Awalnya, LSD disintesis pada tahun 1938 oleh seorang ahli kimia Swiss, Albert Hofmann, dengan tujuan mengobati depresi pernapasan. Pada tahun 1943, Hofmann secara tidak sengaja menemukan sifat halusinogen ketika ia menyerap sebagian melalui kulitnya.
Selama 15 tahun kemudian, LSD dimanfaatkan sebagai obat bius dan untuk mendukung penelitian di bidang psikoanalisis.
Selain itu, memasuki tahun 1960-an di Amerika Serikat, kelompok budaya tandingan meluas di kalangan anak muda dan LSD digunakan untuk tujuan rekreasi. Setelah itu, LSD dilarang untuk digunakan sehingga membuat popularitasnya menurun sejak tahun 1970-an.
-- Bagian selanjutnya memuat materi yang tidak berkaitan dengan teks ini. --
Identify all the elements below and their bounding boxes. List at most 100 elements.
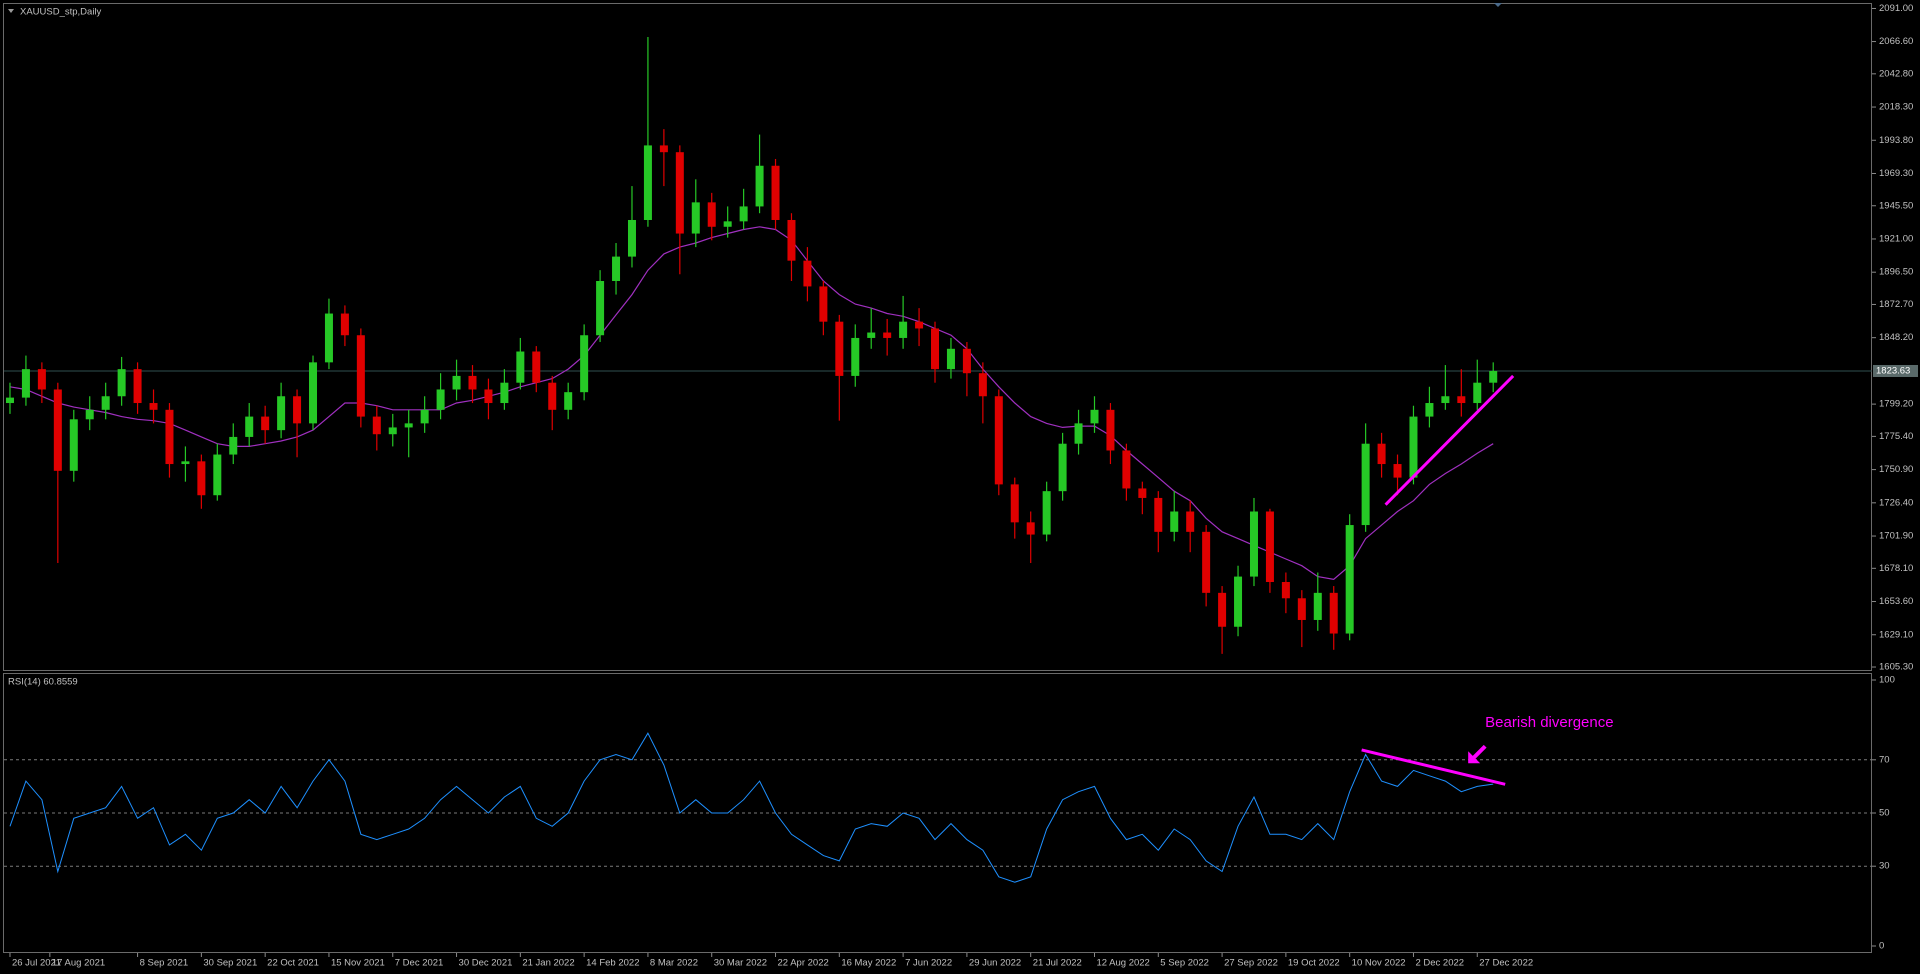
candle-body — [659, 145, 668, 153]
candle-body — [1393, 464, 1402, 478]
candle-body — [293, 396, 302, 424]
candle-body — [883, 332, 892, 338]
x-tick-label: 8 Sep 2021 — [140, 958, 189, 969]
candle-body — [1218, 592, 1227, 627]
candle-body — [1441, 396, 1450, 404]
candle-body — [21, 369, 30, 398]
candle-body — [165, 409, 174, 465]
x-tick-label: 30 Sep 2021 — [203, 958, 257, 969]
candle-body — [1473, 382, 1482, 404]
x-tick-label: 21 Jul 2022 — [1033, 958, 1082, 969]
candle-body — [627, 219, 636, 257]
candle-body — [978, 373, 987, 397]
y-tick-label: 2066.60 — [1879, 36, 1913, 47]
candle-body — [819, 286, 828, 322]
y-tick-label: 1921.00 — [1879, 233, 1913, 244]
annotation-arrowhead — [1468, 751, 1481, 764]
indicator-line — [9, 732, 1494, 883]
candle-body — [277, 396, 286, 431]
collapse-triangle[interactable] — [8, 9, 14, 13]
x-tick-label: 19 Oct 2022 — [1288, 958, 1340, 969]
x-tick-label: 22 Apr 2022 — [778, 958, 829, 969]
y-tick-label: 1945.50 — [1879, 200, 1913, 211]
candle-body — [1345, 525, 1354, 634]
candle-body — [1042, 491, 1051, 535]
candle-body — [1122, 450, 1131, 489]
candle-body — [1170, 511, 1179, 532]
candle-body — [1361, 443, 1370, 526]
x-tick-label: 15 Nov 2021 — [331, 958, 385, 969]
candle-body — [516, 351, 525, 383]
candle-body — [452, 375, 461, 390]
y-tick-label: 2042.80 — [1879, 68, 1913, 79]
y-tick-label: 70 — [1879, 754, 1890, 765]
x-tick-label: 16 May 2022 — [841, 958, 896, 969]
candle-body — [1329, 592, 1338, 634]
candle-body — [532, 351, 541, 383]
x-tick-label: 5 Sep 2022 — [1160, 958, 1209, 969]
candle-body — [500, 382, 509, 404]
candle-body — [69, 419, 78, 471]
x-tick-label: 21 Jan 2022 — [522, 958, 574, 969]
candle-body — [962, 348, 971, 374]
candle-body — [994, 396, 1003, 485]
candle-body — [101, 396, 110, 410]
candle-body — [1106, 409, 1115, 451]
candle-body — [1186, 511, 1195, 532]
x-tick-label: 27 Sep 2022 — [1224, 958, 1278, 969]
x-tick-label: 12 Aug 2022 — [1096, 958, 1149, 969]
trend-line — [1361, 748, 1506, 786]
candle-body — [1074, 423, 1083, 444]
candle-body — [436, 389, 445, 410]
candle-body — [133, 369, 142, 404]
candle-body — [643, 145, 652, 220]
x-tick-label: 14 Feb 2022 — [586, 958, 639, 969]
y-tick-label: 1726.40 — [1879, 497, 1913, 508]
x-tick-label: 30 Mar 2022 — [714, 958, 767, 969]
candle-body — [340, 313, 349, 336]
candle-body — [803, 260, 812, 287]
candle-body — [691, 202, 700, 234]
candle-body — [1313, 592, 1322, 620]
price-panel-frame — [3, 3, 1872, 671]
candle-body — [1489, 370, 1498, 383]
candle-body — [1202, 531, 1211, 593]
current-price-label: 1823.63 — [1876, 366, 1910, 377]
candle-body — [835, 321, 844, 376]
candle-body — [149, 403, 158, 410]
candle-body — [37, 369, 46, 390]
candle-body — [1377, 443, 1386, 465]
shift-marker — [1494, 3, 1502, 7]
candle-body — [197, 461, 206, 496]
candle-body — [596, 281, 605, 336]
x-tick-label: 26 Jul 2021 — [12, 958, 61, 969]
y-tick-label: 1605.30 — [1879, 662, 1913, 673]
candle-body — [1265, 511, 1274, 583]
candle-body — [324, 313, 333, 363]
candle-body — [245, 416, 254, 437]
candle-body — [1154, 497, 1163, 532]
x-tick-label: 22 Oct 2021 — [267, 958, 319, 969]
candle-body — [1297, 598, 1306, 620]
x-tick-label: 2 Dec 2022 — [1415, 958, 1464, 969]
x-tick-label: 7 Jun 2022 — [905, 958, 952, 969]
candle-body — [181, 461, 190, 465]
candle-body — [1090, 409, 1099, 424]
candle-body — [404, 423, 413, 428]
candle-body — [548, 382, 557, 410]
y-tick-label: 1629.10 — [1879, 629, 1913, 640]
candle-body — [739, 206, 748, 222]
candle-body — [867, 332, 876, 338]
candle-body — [915, 321, 924, 329]
candle-body — [1138, 488, 1147, 498]
candle-body — [484, 389, 493, 404]
y-tick-label: 1896.50 — [1879, 267, 1913, 278]
candle-body — [946, 348, 955, 370]
y-tick-label: 1848.20 — [1879, 332, 1913, 343]
candle-body — [612, 256, 621, 282]
x-tick-label: 27 Dec 2022 — [1479, 958, 1533, 969]
candle-body — [1409, 416, 1418, 478]
candle-body — [1281, 582, 1290, 599]
candle-body — [1234, 576, 1243, 627]
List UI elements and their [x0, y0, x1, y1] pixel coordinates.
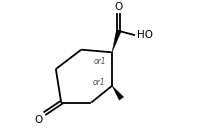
Text: O: O: [35, 115, 43, 125]
Text: or1: or1: [94, 57, 106, 66]
Text: O: O: [115, 2, 123, 11]
Text: HO: HO: [137, 30, 153, 40]
Polygon shape: [112, 30, 121, 52]
Text: or1: or1: [92, 78, 105, 87]
Polygon shape: [112, 86, 124, 100]
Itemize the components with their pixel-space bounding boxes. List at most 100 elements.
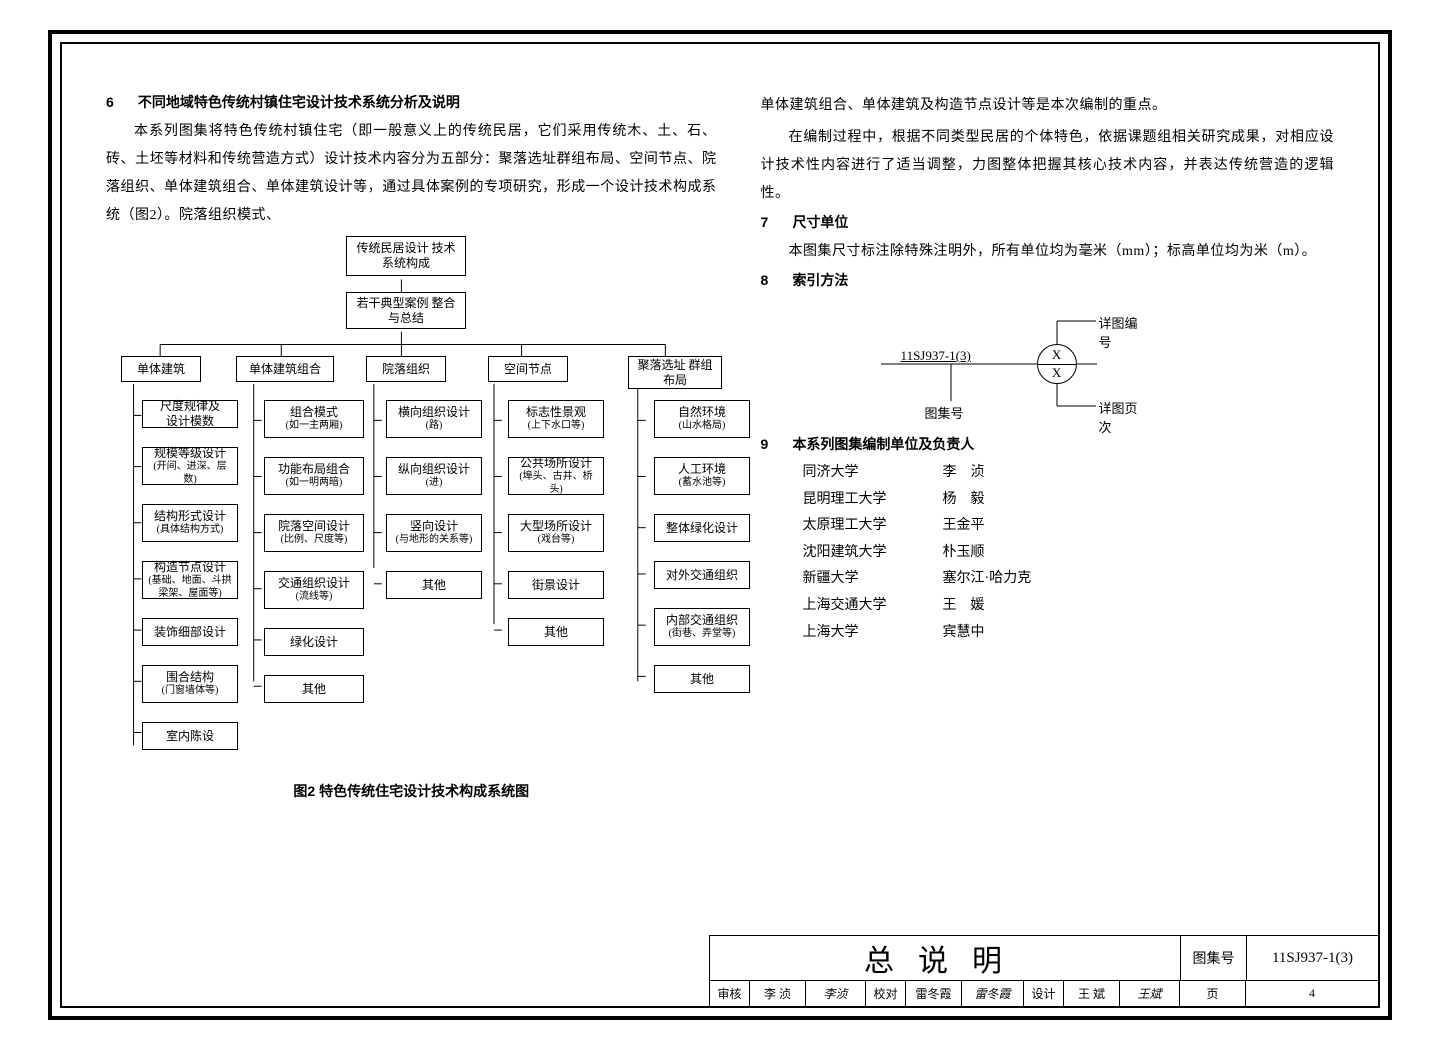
flow-caption: 图2 特色传统住宅设计技术构成系统图 bbox=[106, 781, 717, 801]
section7-para: 本图集尺寸标注除特殊注明外，所有单位均为毫米（mm）；标高单位均为米（m）。 bbox=[761, 238, 1334, 266]
flow-head-4: 空间节点 bbox=[488, 356, 568, 382]
flow-c4-0: 标志性景观(上下水口等) bbox=[508, 400, 604, 438]
index-code: 11SJ937-1(3) bbox=[901, 348, 971, 364]
drawing-title: 总说明 bbox=[710, 936, 1180, 980]
index-diagram: X X 11SJ937-1(3) 详图编号 图集号 详图页次 bbox=[821, 306, 1141, 426]
credit-org: 太原理工大学 bbox=[803, 513, 943, 540]
tb-sheji-v: 王 斌 bbox=[1064, 981, 1120, 1006]
flow-c2-3: 交通组织设计(流线等) bbox=[264, 571, 364, 609]
index-svg bbox=[821, 306, 1141, 426]
column-right: 单体建筑组合、单体建筑及构造节点设计等是本次编制的重点。 在编制过程中，根据不同… bbox=[745, 92, 1334, 936]
credit-person: 王金平 bbox=[943, 518, 985, 533]
flow-c2-4: 绿化设计 bbox=[264, 628, 364, 656]
tb-jiaodui-sig: 雷冬霞 bbox=[962, 981, 1024, 1006]
flow-c4-1: 公共场所设计(埠头、古井、桥头) bbox=[508, 457, 604, 495]
section6-title: 不同地域特色传统村镇住宅设计技术系统分析及说明 bbox=[138, 94, 460, 110]
inner-frame: 6 不同地域特色传统村镇住宅设计技术系统分析及说明 本系列图集将特色传统村镇住宅… bbox=[60, 42, 1380, 1008]
content-area: 6 不同地域特色传统村镇住宅设计技术系统分析及说明 本系列图集将特色传统村镇住宅… bbox=[62, 44, 1378, 936]
index-lbl-bl: 图集号 bbox=[925, 403, 964, 422]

LSD merangsang produksi serotonin di korteks dan struktur dalam otak, dengan mengaktifkan reseptor serotonin. Reseptor ini kemudian membantu memvisualisasikan dan menafsirkan dunia nyata. Serotonin tambahan memungkinkan lebih banyak rangsangan untuk diproses seperti biasanya.
Namun, stimulasi berlebihan akibat penggunaan LSD akan berdampak pada perubahan dalam pikiran, fokus, persepsi, dan emosi. Perubahan ini muncul sebagai halusinasi. Sensasi yang tampak nyata, tetapi diciptakan oleh pikiran.